岳宁瀚笑了起来:“正是。我刚要同您商议。”
“不用商议。你要做的事,你自己拿主意。”岳景霖喝了口水,“我老了,糊涂。”
“没有。”岳宁瀚坐在他对面,“一点也不。”
“我现在想星儿这件事,觉得荒唐。”岳景霖苦笑,“说实话,我是有私心的。我总想着星儿还没长大,倘若娶了亲,也能叫他长进一些。以后不喜欢了,休妻另娶,纳妾,都好说。”
“这……”岳宁瀚欲言又止,终究是没说什么。
“你也觉得不合适吧。”岳景霖接着说,“人家姑娘凭什么就被折腾一番哪。”
岳宁瀚点点头,想了想,还是说:“也不算,星儿性格热诚,起码不会亏待她。”
岳景霖勉强笑笑:“是么,我越想越觉得他靠不住。今晚,他又是和明儿一同过夜。”
“他大喜之日,也不能吗。”岳宁瀚一挑眉,“这病还是要治,不能放任。”
“大夫都说是惊吓过度,思绪纷乱所致。
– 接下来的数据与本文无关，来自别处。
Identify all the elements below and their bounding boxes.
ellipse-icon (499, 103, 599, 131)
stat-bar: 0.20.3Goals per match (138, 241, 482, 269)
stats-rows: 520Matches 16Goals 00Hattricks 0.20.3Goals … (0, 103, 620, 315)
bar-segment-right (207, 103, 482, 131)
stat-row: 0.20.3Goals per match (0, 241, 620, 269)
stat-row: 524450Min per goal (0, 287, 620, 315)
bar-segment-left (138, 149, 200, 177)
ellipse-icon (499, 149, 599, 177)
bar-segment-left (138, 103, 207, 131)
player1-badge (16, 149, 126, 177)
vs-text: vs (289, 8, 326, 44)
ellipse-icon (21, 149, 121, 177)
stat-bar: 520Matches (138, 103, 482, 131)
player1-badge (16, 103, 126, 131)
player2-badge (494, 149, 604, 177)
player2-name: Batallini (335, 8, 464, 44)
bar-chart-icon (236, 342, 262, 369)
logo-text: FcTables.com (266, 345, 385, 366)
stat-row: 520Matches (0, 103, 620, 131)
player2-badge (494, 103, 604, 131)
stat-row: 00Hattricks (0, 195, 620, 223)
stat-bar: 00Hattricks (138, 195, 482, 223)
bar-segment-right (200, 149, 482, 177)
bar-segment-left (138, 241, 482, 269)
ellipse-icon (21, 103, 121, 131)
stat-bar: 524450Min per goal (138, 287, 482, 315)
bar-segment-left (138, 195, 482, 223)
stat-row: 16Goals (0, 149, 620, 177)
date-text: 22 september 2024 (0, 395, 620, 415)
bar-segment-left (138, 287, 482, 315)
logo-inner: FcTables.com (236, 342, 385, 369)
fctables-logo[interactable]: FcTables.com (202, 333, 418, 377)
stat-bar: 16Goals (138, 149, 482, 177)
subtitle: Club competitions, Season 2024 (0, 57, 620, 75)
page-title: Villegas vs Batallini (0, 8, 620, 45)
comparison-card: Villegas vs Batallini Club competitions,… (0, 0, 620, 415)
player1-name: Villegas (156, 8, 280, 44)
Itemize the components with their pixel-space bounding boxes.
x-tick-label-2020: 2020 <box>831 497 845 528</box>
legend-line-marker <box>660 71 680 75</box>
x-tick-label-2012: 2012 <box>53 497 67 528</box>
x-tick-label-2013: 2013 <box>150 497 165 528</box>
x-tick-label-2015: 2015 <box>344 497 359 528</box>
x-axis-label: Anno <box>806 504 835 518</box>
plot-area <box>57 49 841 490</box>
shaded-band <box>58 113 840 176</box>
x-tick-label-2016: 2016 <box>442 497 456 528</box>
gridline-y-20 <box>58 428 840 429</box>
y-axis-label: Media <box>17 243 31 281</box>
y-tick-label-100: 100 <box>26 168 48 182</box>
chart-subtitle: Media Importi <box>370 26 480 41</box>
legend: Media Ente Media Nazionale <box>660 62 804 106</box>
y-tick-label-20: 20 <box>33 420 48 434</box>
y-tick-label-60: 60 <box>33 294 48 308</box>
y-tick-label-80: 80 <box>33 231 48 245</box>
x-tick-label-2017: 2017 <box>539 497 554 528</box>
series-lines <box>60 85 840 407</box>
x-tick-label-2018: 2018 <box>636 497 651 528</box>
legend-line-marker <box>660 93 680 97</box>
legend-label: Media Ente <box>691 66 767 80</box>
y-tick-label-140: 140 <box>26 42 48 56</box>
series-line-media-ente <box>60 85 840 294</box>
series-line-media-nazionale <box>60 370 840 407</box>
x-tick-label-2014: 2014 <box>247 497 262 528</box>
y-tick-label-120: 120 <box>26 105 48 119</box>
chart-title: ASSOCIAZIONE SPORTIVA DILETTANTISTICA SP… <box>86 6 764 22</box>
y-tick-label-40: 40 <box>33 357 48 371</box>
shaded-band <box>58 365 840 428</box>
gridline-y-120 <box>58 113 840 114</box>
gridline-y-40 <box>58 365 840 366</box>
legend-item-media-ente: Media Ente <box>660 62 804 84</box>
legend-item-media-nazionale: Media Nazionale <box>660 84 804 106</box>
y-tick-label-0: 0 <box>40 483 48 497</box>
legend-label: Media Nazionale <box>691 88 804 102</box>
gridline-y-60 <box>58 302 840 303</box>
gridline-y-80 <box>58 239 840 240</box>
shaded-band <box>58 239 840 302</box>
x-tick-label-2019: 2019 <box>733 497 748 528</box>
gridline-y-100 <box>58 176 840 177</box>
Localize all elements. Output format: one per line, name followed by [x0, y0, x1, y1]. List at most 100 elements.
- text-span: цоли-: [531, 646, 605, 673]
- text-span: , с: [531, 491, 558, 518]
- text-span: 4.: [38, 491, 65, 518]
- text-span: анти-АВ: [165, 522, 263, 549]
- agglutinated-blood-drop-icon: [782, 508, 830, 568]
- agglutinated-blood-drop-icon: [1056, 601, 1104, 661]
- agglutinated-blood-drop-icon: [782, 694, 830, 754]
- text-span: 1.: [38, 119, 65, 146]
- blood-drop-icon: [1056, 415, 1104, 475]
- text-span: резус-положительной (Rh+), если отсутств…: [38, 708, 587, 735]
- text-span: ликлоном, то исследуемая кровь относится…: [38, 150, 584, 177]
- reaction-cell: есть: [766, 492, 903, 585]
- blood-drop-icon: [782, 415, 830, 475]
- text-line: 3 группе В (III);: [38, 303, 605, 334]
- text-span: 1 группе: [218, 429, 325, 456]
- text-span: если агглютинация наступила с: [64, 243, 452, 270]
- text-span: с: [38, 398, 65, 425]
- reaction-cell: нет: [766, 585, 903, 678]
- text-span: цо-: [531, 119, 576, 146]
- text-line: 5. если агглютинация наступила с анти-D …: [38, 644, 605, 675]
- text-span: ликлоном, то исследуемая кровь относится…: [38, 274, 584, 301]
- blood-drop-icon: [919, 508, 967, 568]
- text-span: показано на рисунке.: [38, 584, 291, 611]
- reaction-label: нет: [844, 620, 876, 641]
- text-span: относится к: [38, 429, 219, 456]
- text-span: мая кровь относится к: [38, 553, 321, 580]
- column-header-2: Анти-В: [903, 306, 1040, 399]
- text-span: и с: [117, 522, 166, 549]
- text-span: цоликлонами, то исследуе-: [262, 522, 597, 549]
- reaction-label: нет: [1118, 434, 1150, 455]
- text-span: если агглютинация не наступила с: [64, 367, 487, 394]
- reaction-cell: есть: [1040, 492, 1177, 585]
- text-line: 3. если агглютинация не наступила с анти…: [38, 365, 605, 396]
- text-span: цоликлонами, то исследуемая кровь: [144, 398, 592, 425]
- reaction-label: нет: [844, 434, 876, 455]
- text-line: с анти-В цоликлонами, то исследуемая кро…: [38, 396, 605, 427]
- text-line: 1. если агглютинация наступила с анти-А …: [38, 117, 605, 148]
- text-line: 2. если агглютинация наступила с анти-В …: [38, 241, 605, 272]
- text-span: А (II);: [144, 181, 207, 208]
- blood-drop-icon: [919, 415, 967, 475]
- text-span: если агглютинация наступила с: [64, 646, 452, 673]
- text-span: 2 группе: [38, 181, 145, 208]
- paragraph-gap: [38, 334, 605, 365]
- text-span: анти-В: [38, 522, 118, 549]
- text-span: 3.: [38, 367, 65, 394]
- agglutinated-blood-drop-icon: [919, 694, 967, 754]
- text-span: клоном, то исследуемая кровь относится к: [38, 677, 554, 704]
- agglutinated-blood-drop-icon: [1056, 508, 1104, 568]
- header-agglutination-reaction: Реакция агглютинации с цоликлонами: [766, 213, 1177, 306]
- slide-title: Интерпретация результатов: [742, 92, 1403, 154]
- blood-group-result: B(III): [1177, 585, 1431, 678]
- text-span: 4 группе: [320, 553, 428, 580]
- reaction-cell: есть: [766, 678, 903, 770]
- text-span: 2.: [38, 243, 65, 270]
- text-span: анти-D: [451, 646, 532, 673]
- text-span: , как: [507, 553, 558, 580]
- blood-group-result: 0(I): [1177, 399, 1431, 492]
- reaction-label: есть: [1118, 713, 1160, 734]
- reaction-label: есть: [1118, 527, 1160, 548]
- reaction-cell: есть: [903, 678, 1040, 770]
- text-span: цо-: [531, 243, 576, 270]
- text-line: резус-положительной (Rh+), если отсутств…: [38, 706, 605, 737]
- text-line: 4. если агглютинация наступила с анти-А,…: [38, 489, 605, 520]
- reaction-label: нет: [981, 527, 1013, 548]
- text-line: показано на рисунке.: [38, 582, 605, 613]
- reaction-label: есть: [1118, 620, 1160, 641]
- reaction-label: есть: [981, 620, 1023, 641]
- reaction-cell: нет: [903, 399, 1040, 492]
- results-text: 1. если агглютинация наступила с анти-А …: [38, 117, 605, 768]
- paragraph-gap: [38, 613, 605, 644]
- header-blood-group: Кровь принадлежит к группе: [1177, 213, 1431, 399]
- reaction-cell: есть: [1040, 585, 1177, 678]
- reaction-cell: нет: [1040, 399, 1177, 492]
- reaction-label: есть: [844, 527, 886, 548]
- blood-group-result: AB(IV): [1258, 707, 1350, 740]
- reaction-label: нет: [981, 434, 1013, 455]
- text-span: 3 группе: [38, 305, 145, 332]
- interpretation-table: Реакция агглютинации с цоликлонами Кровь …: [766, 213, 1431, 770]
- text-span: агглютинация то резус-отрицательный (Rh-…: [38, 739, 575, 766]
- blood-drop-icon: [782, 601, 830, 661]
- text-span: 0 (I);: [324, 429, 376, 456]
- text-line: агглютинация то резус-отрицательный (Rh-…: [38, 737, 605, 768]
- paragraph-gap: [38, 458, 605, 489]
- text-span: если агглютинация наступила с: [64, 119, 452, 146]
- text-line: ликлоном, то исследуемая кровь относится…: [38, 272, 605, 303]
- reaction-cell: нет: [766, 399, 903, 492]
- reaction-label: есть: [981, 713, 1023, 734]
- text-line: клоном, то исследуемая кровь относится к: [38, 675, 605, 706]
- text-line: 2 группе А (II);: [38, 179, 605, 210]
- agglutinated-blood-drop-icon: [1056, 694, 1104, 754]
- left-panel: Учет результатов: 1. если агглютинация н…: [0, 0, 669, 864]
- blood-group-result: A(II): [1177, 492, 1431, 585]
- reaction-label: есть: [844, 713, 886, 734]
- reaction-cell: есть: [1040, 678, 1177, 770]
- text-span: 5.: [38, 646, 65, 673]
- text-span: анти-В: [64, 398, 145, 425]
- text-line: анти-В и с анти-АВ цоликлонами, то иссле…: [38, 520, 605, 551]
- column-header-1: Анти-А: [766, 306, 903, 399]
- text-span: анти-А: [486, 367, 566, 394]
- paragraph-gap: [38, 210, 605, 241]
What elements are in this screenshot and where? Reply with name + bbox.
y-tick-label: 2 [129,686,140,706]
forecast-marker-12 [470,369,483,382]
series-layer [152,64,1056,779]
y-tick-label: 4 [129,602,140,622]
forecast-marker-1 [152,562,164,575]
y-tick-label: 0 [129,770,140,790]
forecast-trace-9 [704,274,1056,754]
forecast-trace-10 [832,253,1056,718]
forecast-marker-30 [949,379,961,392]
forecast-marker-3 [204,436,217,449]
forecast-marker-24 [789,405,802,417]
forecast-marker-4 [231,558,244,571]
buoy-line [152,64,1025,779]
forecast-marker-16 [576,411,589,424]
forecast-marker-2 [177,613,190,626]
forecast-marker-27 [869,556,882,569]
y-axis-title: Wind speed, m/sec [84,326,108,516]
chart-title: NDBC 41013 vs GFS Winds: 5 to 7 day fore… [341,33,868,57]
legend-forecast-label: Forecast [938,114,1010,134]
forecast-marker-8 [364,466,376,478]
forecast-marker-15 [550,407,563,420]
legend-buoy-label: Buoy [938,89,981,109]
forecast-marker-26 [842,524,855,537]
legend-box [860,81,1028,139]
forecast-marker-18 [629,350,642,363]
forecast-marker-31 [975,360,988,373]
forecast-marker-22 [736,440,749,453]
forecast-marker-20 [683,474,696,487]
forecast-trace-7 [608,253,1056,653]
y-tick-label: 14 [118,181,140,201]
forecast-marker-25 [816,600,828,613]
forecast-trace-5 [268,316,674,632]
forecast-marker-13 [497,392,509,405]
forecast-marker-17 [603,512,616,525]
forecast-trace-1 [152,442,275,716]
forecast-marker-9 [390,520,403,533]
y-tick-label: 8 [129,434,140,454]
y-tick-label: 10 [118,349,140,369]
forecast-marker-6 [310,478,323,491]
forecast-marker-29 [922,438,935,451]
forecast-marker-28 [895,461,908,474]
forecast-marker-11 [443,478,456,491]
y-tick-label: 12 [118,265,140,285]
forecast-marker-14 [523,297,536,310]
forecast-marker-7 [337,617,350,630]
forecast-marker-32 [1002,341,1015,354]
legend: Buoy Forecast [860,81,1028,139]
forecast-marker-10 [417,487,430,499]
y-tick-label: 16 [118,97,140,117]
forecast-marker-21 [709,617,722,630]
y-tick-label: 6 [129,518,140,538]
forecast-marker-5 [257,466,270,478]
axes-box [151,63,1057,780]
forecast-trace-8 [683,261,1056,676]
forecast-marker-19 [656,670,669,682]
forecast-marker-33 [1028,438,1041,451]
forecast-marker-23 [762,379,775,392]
他从小整日的不出门,有什么可惊吓的。小小的孩子,有什么思绪。”岳景霖摇摇头,“我想,或许不是身上的病。”
“癔症?撞客?”岳宁瀚端着茶水,忍不住轻呼出声。
“你不是从来不信。”岳景霖咧嘴笑笑。
“总要试试……要请道长来吗,驱鬼什么的。”岳宁瀚问。